Celebrated writer Anita Desai spoke with Joshua Barnes of Sampsonia Way about how she became a writer, her writing process, and what it’s meant to be an “exile” from her homeland while writing about it. Indeed, writing as a daily practice is inundated with multiple requests to engage and interact with fellow writers and readers in a way not known before, mainly because of the fluidity of communications available through the Internet. She also explains that in spite of our increased connectivity, we are nonetheless drawn to the mode of exile because of its impact upon both our ancestors and our present:
I’m interested in people who live in a kind of exile; it may not be political exile, but in some sense it’s exile from the rest of society. It may have something to do with my upbringing and my parents. My mother, having been German, lived most of her life in India and never felt able to return to Germany . . . But on a superficial level, by uprooting yourself, you experience the world from many different angles. On another level, it leaves you as an outsider for good. You’re always an observer rather than the participant, and that’s a big difference.
To read more of this interview, click here.
Two indelibly good writers, one magnificent conversation: Michael Ondaatje, author of The English Patient, Anil’s Ghost, and The Cat’s Table, engages in a dialogue with Amitava Kumar, author of Nobody Does the Right Thing and A Foreigner Carrying in the Crook of His Arm a Tiny Bomb. Although they initially begin in a classic interview style, the back and forth of the Q&A slowly mutates into an easy conversation, perfectly apt given their setting amidst the 2012 Jaipur Literary Festival in India. Fortunately for those of us not able to fly into Jaipur, Guernica magazine has adapted and archived their conversation.
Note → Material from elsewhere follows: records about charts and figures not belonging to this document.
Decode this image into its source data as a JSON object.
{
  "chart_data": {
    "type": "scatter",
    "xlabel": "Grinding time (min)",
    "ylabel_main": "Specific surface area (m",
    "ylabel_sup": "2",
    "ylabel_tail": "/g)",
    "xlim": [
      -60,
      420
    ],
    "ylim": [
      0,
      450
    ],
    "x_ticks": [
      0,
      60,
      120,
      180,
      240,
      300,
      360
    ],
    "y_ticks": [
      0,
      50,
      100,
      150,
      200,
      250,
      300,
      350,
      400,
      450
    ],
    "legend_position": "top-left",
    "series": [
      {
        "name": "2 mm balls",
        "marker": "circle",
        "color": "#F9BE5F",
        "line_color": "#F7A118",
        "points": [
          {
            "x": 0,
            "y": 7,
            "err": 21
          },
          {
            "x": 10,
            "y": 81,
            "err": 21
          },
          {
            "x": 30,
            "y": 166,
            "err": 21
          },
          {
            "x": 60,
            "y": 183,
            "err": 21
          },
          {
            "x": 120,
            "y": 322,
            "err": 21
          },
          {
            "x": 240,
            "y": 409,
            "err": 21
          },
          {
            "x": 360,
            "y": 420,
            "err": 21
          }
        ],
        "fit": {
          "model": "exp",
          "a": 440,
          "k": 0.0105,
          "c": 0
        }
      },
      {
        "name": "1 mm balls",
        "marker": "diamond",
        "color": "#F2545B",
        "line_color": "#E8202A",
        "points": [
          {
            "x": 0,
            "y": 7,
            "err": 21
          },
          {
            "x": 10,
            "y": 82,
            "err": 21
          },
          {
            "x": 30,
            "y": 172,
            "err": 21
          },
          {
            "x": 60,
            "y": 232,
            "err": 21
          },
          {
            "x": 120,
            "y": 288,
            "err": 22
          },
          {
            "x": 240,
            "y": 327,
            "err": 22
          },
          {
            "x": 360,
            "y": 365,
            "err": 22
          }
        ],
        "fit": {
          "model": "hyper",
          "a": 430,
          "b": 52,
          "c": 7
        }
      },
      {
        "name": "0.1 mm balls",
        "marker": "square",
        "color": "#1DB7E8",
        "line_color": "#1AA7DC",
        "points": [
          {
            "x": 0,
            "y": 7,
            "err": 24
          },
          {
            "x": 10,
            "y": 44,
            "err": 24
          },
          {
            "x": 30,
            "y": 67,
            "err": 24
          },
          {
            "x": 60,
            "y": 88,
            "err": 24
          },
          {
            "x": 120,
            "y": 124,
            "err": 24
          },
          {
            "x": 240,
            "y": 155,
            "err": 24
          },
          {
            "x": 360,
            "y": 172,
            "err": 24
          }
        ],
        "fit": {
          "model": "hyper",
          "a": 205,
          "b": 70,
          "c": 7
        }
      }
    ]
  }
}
Here is Ondaatje reckoning with the ‘bricolage’ of his work:
. . . I’ve tried in my novels to have various points of view, various speakers, various narratives, so it’s more of a group conversation as opposed to a monologue. But politically I also don’t believe anymore that we can only have one voice to a story, it’s like having a radio station to represent a country. You want the politics of any complicated situation to complicated in a book of fiction or nonfiction . . . I am still someone who’s very influenced by collage as an art form. The great writer Donald Richie who lives in Japan talk about the distinction between East and West: the Western novel is very organized, it’s very logical, there’s a logical progression, there’s a chronological progression, and there’s a safety in that. Whereas if you look at Japanese film, it is made up of collage or bricolage, it is made up of lists, and suddenly when you stand back from the lists you begin to see the pattern of a life.